After the Johnstown Flood of May 31, 1889 killed at least 2,209 people, tourists took picnic lunches to Johnstown so that they could sight-see the damage.
People who lived along the Allegheny River (including the people of Parnassus) didn’t have to make this trip, though. The Johnstown Flood came to them.
You see, the South Fork dam upstream from Johnstown failed. The deluge wiped out several communities including downtown Johnstown and its surrounding neighborhoods. The debris washed downstream on the Conemaugh River.
Now, if you look at a map, you will see that we residents of Parnassus actually live downstream from Johnstown. Here’s why:
1.) The Little Conemaugh and Stoneycreek Rivers merge in downtown Johnstown (at Johnstown’s own “Point”) to form the Conemaugh River.
2.) The Conemaugh flows into the Kiski at Saltsburg.
3.) The Kiski flows into the Allegheny.
4.)About ten miles later the Allegheny flows past Parnassus (the city of New Kensington wasn’t founded until 1891), then past numerous other river towns such as Verona.
5.) Eventually the Allegheny meets the Monongahela at Pittsburgh to form the Ohio.
Here’s a passage from Chapter IX of Pulitzer Prize-winning (and Pittsburgh native) David McCullough’s “The Johnstown Flood,” about the aftermath of the flood:
The Allegheny River, with its endless freight of wreckage, also continued to be an immense fascination. Children were brought from miles away to watch the tawny water slip past the shores, so that one day they might be able to say they had seen something of the Johnstown Flood. The most disreputable-looking souvenirs, an old shoe, the side of a packing box with the lettering on it still visible, were fished out, dripping and slimy, to be carried proudly home.
There were accounts of the most unexpected finds, including live animals. But the best of them was the story of a blonde baby found at Verona, a tiny river town about ten miles up the Allegheny from Pittsburgh. According to the Pittsburgh Press, the baby was found floating along in its cradle, having traveled almost eighty miles from Johnstown without suffering even a bruise. Also, oddly enough, the baby was found by a John Fletcher who happened to own and operate a combination wax museum, candy stand, and gift shop at Verona.

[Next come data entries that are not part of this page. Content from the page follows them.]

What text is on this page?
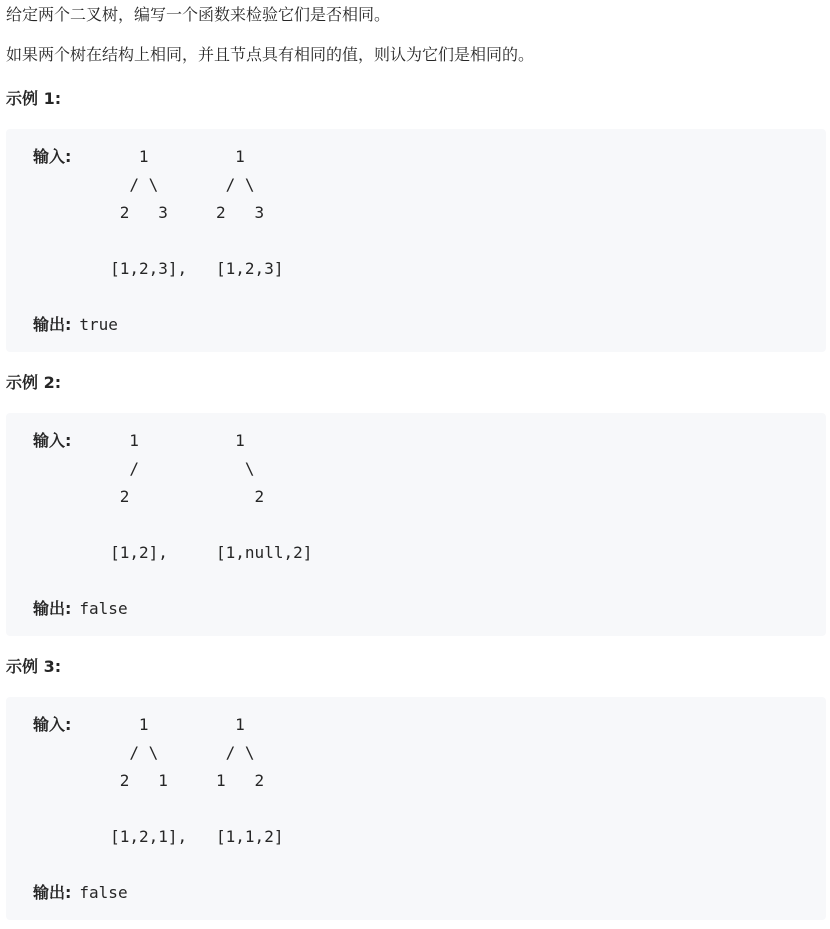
给定两个二叉树，编写一个函数来检验它们是否相同。

如果两个树在结构上相同，并且节点具有相同的值，则认为它们是相同的。

示例 1:

输入:       1         1
/ \       / \
2   3     2   3

[1,2,3],   [1,2,3]

输出: true

示例 2:

输入:      1          1
/           \
2             2

[1,2],     [1,null,2]

输出: false

示例 3:

输入:       1         1
/ \       / \
2   1     1   2

[1,2,1],   [1,1,2]

输出: false
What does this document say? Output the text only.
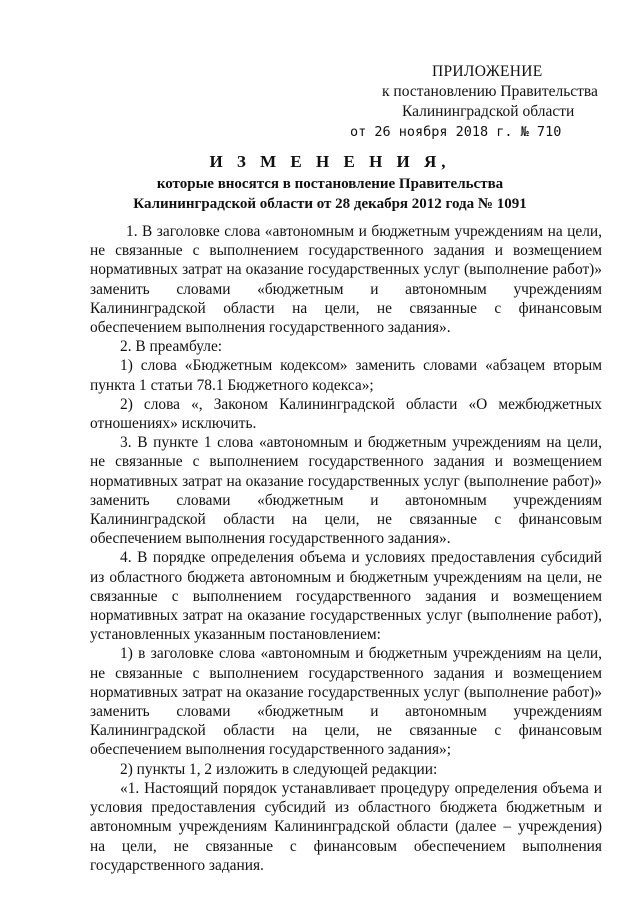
ПРИЛОЖЕНИЕ
к постановлению Правительства
Калининградской области
от 26 ноября 2018 г. № 710
И З М Е Н Е Н И Я,
которые вносятся в постановление Правительства
Калининградской области от 28 декабря 2012 года № 1091

1. В заголовке слова «автономным и бюджетным учреждениям на цели, не связанные с выполнением государственного задания и возмещением нормативных затрат на оказание государственных услуг (выполнение работ)» заменить словами «бюджетным и автономным учреждениям Калининградской области на цели, не связанные с финансовым обеспечением выполнения государственного задания».

2. В преамбуле:

1) слова «Бюджетным кодексом» заменить словами «абзацем вторым пункта 1 статьи 78.1 Бюджетного кодекса»;

2) слова «, Законом Калининградской области «О межбюджетных отношениях» исключить.

3. В пункте 1 слова «автономным и бюджетным учреждениям на цели, не связанные с выполнением государственного задания и возмещением нормативных затрат на оказание государственных услуг (выполнение работ)» заменить словами «бюджетным и автономным учреждениям Калининградской области на цели, не связанные с финансовым обеспечением выполнения государственного задания».

4. В порядке определения объема и условиях предоставления субсидий из областного бюджета автономным и бюджетным учреждениям на цели, не связанные с выполнением государственного задания и возмещением нормативных затрат на оказание государственных услуг (выполнение работ), установленных указанным постановлением:

1) в заголовке слова «автономным и бюджетным учреждениям на цели, не связанные с выполнением государственного задания и возмещением нормативных затрат на оказание государственных услуг (выполнение работ)» заменить словами «бюджетным и автономным учреждениям Калининградской области на цели, не связанные с финансовым обеспечением выполнения государственного задания»;

2) пункты 1, 2 изложить в следующей редакции:

«1. Настоящий порядок устанавливает процедуру определения объема и условия предоставления субсидий из областного бюджета бюджетным и автономным учреждениям Калининградской области (далее – учреждения) на цели, не связанные с финансовым обеспечением выполнения государственного задания.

Fletcher announced his amazing discovery and the fact that the baby had a small birthmark near its neck. Then he hired a pretty nineteen-year-old, dressed her in a gleaming white nurse’s uniform, and put her and the baby in the front window of his establishment. Within a few days several thousand people had trooped by to look at the Johnstown baby and, it is to be assumed, to make a few small purchases from the smiling Mr. Fletcher. Then, apparently, quite unexpectedly, the baby was no longer available for viewing. The mother, according to Fletcher, had lived through the flood and, having heard the story back in Johnstown, rushed to Verona, identified the birthmark, and went home with her baby.
So if this story is true, in the aftermath of the Johnstown Flood somebody fished a live baby out of the Allegheny River at Verona. (Verona is downstream from Parnassus and upstream from Pittsburgh.)
So, voyeurs may have stood on the ruins of Fort Crawford in Parnassus or on the adjoining grounds of the Presbyterian Church as the debris of demolished towns and demolished lives discharged past them. Perhaps a looky-loo climbed down the river bank here to fish a souvenir out of the Allegheny. Perhaps bodies washed ashore here.
I worked in downtown Johnstown for several years. Buildings there include plaques showing 1889’s high water mark and the downtown park features makers honoring the victims from Johnstown’s three deadliest floods (in 1889, 1936, and 1977). I often drove under the stone bridge that trapped many of the 1889 flood’s victims.
How sobering that the ruins of Johnstown coursed down the Allegheny, past all of these river towns on the way to Pittsburgh, in 1889.